A fé cega em ferramentas
Como disse anteriormente, existe hoje a disposição de gestores um verdadeiro arsenal para o Enem: livros, apostilas, plataformas, vídeo-aulas, simulados, aplicativos, palestras. Todos prometem ser a panaceia para o mal desempenho das escolas. Recordo-me de um diretor que certa vez me disse que tinha se cercado de todos os cuidados para que sua escola tivesse um bom resultado no Enem: adquiriu um material didático que dizia ser o melhor para a preparação para o exame, contratou os serviços de uma plataforma online e de uma empresa de simulados no estilo do Enem. Parecia tudo certo, com tantas ferramentas seria difícil não se obter bons resultados, pelo menos no entendimento do gestor. Para surpresa dele (mas não a minha) no ano seguinte o resultado foi pior do que o do ano anterior.

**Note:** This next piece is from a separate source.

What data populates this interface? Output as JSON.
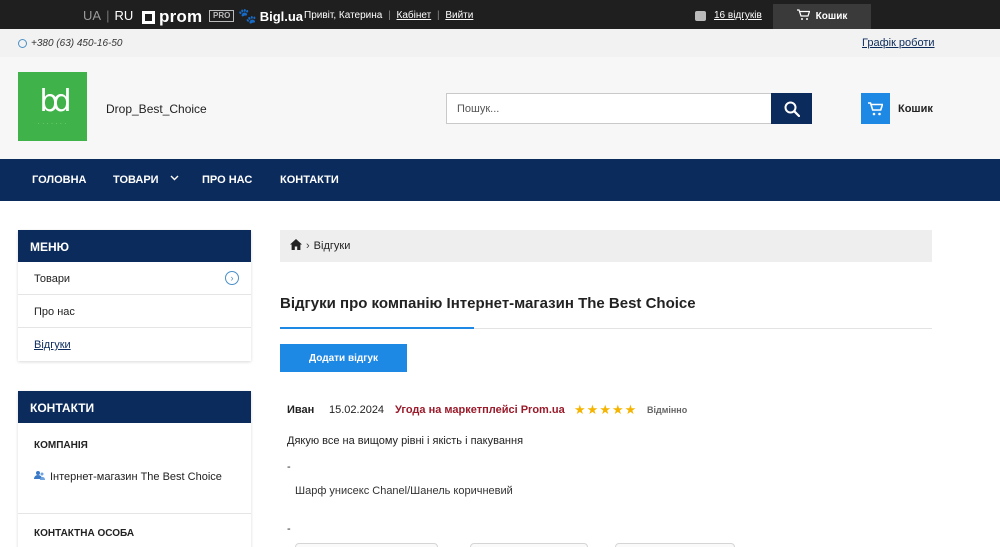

Onde o gestor pecou? No mais óbvio, mas também mais difícil de se realizar quando se fala de ensino médio privado: no investimento em formação continuada para os professores. E que se ressalte bem a palavra “continuada”, porque é isso que o processo de formação deve ser para que os resultados apareçam, algo contínuo, ininterrupto, e aí deve-se pensar em pelo menos 150 a 200 horas de formação distribuídas ao longo de no mínimo dois anos. Por mais incrível que pareça, este entendimento da necessidade de formação continuada para professores já foi incorporado há muito pelo ensino público, o que falta são as condições para realiza-lo. É por isso que muitas secretarias de educação estaduais e municipais em todo Brasil vem se esforçando em criar centros de formação para seus professores. O próprio ministério da educação (MEC) vem trabalhando nos últimos anos com dois grandes programas de formação continuada: o pacto nacional pela alfabetização na idade certa (PNAIC) e o pacto nacional pelo fortalecimento do ensino médio (PNEM).
A grande lição que se tira de tudo isso é que ferramentas são importantes, podem sim fazer a diferença e gerar resultados melhores, mas somente nas mãos de profissionais que além de serem preparados para utilizá-las sabem porque as estão utilizando, tem ciência e consciência das etapas e obstáculos do processo, assim como dos objetivos que querem alcançar. Subestimar a importância da formação continuada de professores para a obtenção de bons resultados através de uma fé cega em ferramentas, é o mesmo que crer que para uma boa cirurgia é preciso apenas um bom bisturi independentemente do preparo do cirurgião.
George Castro já foi diretor de ensino médio e educação profissional de toda a rede pública do estado do Pará, supervisor do programa pacto nacional pelo fortalecimento do ensino médio (PNEM), membro do comitê estadual do programa do ensino médio inovador (PROEMI) e membro do programa nacional do livro didático (PNLD). Atualmente atua como consultor educacional.